Fewer welfare children for the first time since 2009
At the end of 2017, nearly 7 percent (228 thousand) of all minor children were living in a family claiming income support, down by nearly 3 thousand on 2016. It was the first drop in the number of children from such families since 2009. Statistics Netherlands (CBS) reports this on the basis of the Annual Report Youth Monitor 2018.
In the period between 2009 and 2016, the number of children living in families on income support was still up by more than 45 thousand. The decrease in 2017 was seen across all migrant groups, except for the group with a Syrian background; in this group, the number of children increased by more than 8 thousand to nearly 28 thousand. In the same year, over 12 percent of welfare children had a Syrian background.

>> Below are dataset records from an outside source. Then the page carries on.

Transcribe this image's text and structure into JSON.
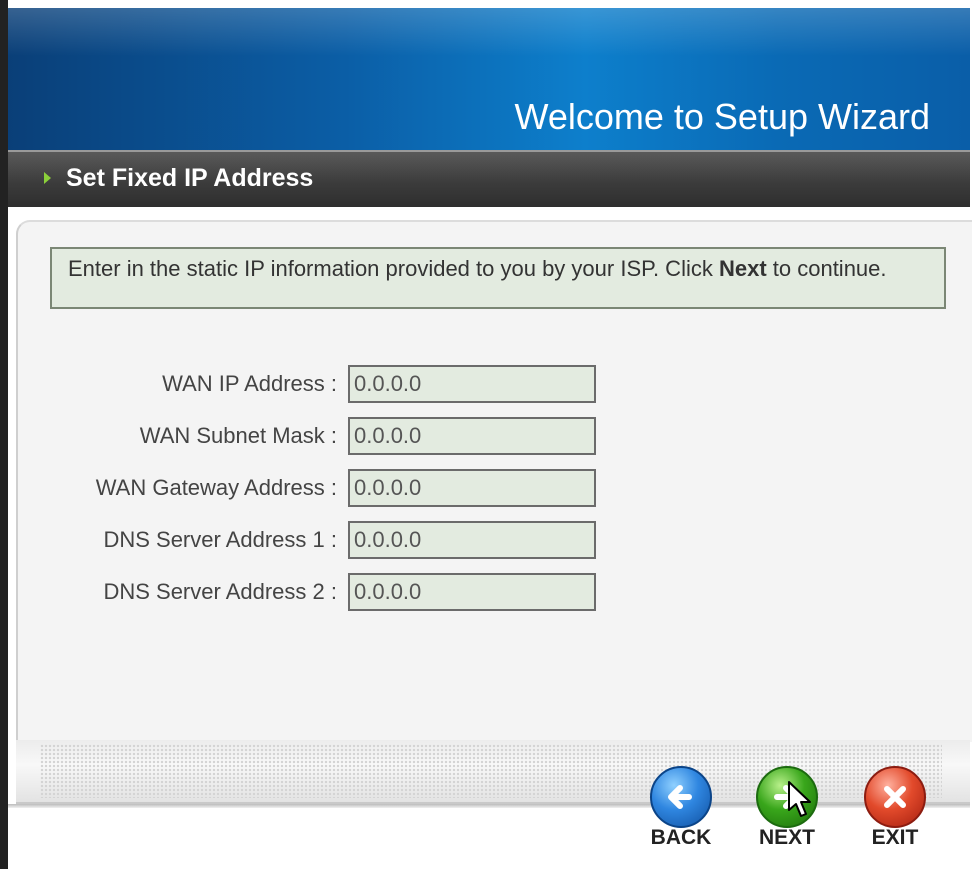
{
  "header": {
    "title": "Welcome to Setup Wizard"
  },
  "section": {
    "title": "Set Fixed IP Address"
  },
  "info": {
    "text_before": "Enter in the static IP information provided to you by your ISP. Click ",
    "bold": "Next",
    "text_after": " to continue."
  },
  "fields": [
    {
      "label": "WAN IP Address :",
      "value": "0.0.0.0"
    },
    {
      "label": "WAN Subnet Mask :",
      "value": "0.0.0.0"
    },
    {
      "label": "WAN Gateway Address :",
      "value": "0.0.0.0"
    },
    {
      "label": "DNS Server Address 1 :",
      "value": "0.0.0.0"
    },
    {
      "label": "DNS Server Address 2 :",
      "value": "0.0.0.0"
    }
  ],
  "buttons": {
    "back": "BACK",
    "next": "NEXT",
    "exit": "EXIT"
  },
  "colors": {
    "header_blue": "#0b5ea6",
    "section_bar": "#3c3c3c",
    "accent_green": "#8bd03a",
    "field_bg": "#e3ebe0"
  }
}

Overall, 63 percent of children in welfare families had a non-western background, versus 30 percent with a native Dutch background.
Single mothers in charge in most families on income support
In 2016, 8 out of 10 native Dutch families on income support were single-parent families with a woman as the main breadwinner. This share was slightly higher among families with a Surinamese or Antillean background. Other non-western families are relatively more often two-parent families with a male main breadwinner (40 percent).
Greater majority of welfare children live in rented housing
The living situation of families on income support with minor children is different from other families with children. In 2015, almost 95 percent of welfare families with minor children were living in rented homes, of whom over 50 percent in apartments. More than 40 percent did not have their own garden. These percentage shares were considerably lower among other families with children.
6 in 10 welfare families struggle to make ends meet
In 2016, families on income support with children had an average annual income of 22 thousand euros. At almost 55 thousand euros, other families with children had nearly twice that amount to spend. Close to 60 percent of families on income support with children indicated that they found it difficult to make ends meet. According to them, they are subject to more financial constraints than families who are not receiving benefits.
For example, families on support less often indicate that they have the financial means to replace worn furniture and less than 20 percent say they can afford a holiday of at least one week per year. Less than 40 percent have the means to purchase new clothing or participate in outdoor activities which cost money on a regular basis.